There are two other things that strike you:

1. Social dynamics within China might be unique -- there's nowhere else with as many people who share a language and culture (more or less). Ideas could propagate differently. We'll have to readjust our thinking to get a grasp on what's happening.

2. There's a whole huge-ass part of the world -- comparable to Europe and the U.S. put together (that's without counting the people in dire poverty) churning out culture and architecture and whatever else, which I know next to nothing about, relatively speaking.

I like that; it's exciting.

I've been following the current wave of chinese nationalism through wikipedian Andrew Lih, and I hesitated posting this because I thought it might be seen as promoting that nationalism (which is just about as stupid as the Freedom Fries stuff preceding the american invasion of iraq).
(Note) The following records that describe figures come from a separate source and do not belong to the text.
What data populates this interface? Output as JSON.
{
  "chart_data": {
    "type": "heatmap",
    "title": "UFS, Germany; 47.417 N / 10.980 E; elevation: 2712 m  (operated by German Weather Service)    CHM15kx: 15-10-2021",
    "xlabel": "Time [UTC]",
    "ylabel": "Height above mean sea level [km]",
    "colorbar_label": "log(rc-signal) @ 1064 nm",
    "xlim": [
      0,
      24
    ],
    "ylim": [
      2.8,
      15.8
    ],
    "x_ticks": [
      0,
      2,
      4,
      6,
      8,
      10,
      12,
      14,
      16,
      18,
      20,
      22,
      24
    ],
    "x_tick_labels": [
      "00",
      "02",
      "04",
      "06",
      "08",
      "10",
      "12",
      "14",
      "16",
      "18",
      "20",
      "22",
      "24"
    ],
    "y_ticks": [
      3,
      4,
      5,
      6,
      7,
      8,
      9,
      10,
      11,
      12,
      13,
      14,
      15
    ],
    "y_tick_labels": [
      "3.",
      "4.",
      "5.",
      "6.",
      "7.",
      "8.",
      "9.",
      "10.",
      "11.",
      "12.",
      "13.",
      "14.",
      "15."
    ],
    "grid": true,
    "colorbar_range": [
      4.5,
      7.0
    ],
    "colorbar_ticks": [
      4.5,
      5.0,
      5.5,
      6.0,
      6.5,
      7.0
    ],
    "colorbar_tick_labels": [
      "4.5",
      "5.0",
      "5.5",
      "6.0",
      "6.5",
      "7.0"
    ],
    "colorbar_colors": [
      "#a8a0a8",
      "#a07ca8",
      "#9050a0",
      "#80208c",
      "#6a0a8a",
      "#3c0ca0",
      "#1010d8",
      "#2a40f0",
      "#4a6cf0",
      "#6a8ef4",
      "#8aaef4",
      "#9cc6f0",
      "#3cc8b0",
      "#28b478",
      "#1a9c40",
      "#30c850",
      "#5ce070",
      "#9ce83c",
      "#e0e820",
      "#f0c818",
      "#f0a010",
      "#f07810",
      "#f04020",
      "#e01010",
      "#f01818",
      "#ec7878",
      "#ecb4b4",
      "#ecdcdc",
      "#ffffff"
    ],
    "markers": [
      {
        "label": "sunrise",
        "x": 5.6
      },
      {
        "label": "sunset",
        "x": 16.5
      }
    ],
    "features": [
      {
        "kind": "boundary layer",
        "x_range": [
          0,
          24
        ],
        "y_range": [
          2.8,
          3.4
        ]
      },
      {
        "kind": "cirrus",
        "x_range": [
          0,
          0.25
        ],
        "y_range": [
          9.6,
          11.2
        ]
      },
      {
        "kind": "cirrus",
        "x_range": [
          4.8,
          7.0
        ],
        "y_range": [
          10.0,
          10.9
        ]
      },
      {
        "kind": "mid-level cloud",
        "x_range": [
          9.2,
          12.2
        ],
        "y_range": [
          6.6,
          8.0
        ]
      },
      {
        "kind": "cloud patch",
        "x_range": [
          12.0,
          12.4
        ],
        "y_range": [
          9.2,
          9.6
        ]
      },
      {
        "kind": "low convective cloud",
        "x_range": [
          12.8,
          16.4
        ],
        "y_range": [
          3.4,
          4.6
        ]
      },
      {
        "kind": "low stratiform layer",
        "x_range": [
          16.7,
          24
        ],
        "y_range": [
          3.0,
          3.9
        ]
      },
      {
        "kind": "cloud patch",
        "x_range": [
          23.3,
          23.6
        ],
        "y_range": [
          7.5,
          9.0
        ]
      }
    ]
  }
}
But then I remembered that this blog is inaccessible in the chinese mainland (last I heard, a couple years ago). :P

Thursday, April 24, 2008

Wikipedia takes manhattan: a photographic scavenger hunt for places around our city needing photos for their Wikipedia articles. Looks like it went pretty well.


Is anyone else seeing predictive autocompletion in the Wikipedia search field?

Update: head techie Brion Vibber has the scoop. This is pretty big news -- most people have no idea how vast wikipedia is, and now the dropdown is a little window into that.

Tuesday, April 22, 2008

Warning: not Wikipedia-related.

My band, the Afternoon Round, at one of our first shows.

The recording levels are way off, but I think it rocks pretty hard. We're playing at the Heidelburg in Ann Arbor on thursday. There's some more melodic stuff on the myspace.

Sunday, April 20, 2008

WikiXMLDB provides a way of querying Wikipedia with XQuery.

With all the benefits that Wikipedia promises, it is not easy to use it off-the-shelf in applications. While Wikipedia is available for download in an XML format, individual articles are formatted in a proprietary wiki format. So the most interesting uses of Wikipedia in applications are still locked behind the access troubles.

Here is where WikiXMLDB comes to the rescue. We have parsed the entire English Wikipedia content into XML representation (its total size is about 21GB), loaded it into Sedna and provided a query interface to it. Now you can dissect individual articles, rip out abstracts, sections, links, infoboxes and other components. Or you can combine pieces of existing documents into new XML documents and convert them to web pages with XSLT for example. And you can do it all using the standard W3C XQuery Language. So finally you can start enriching your content with data from Wikipedia and unlock its power for your applications.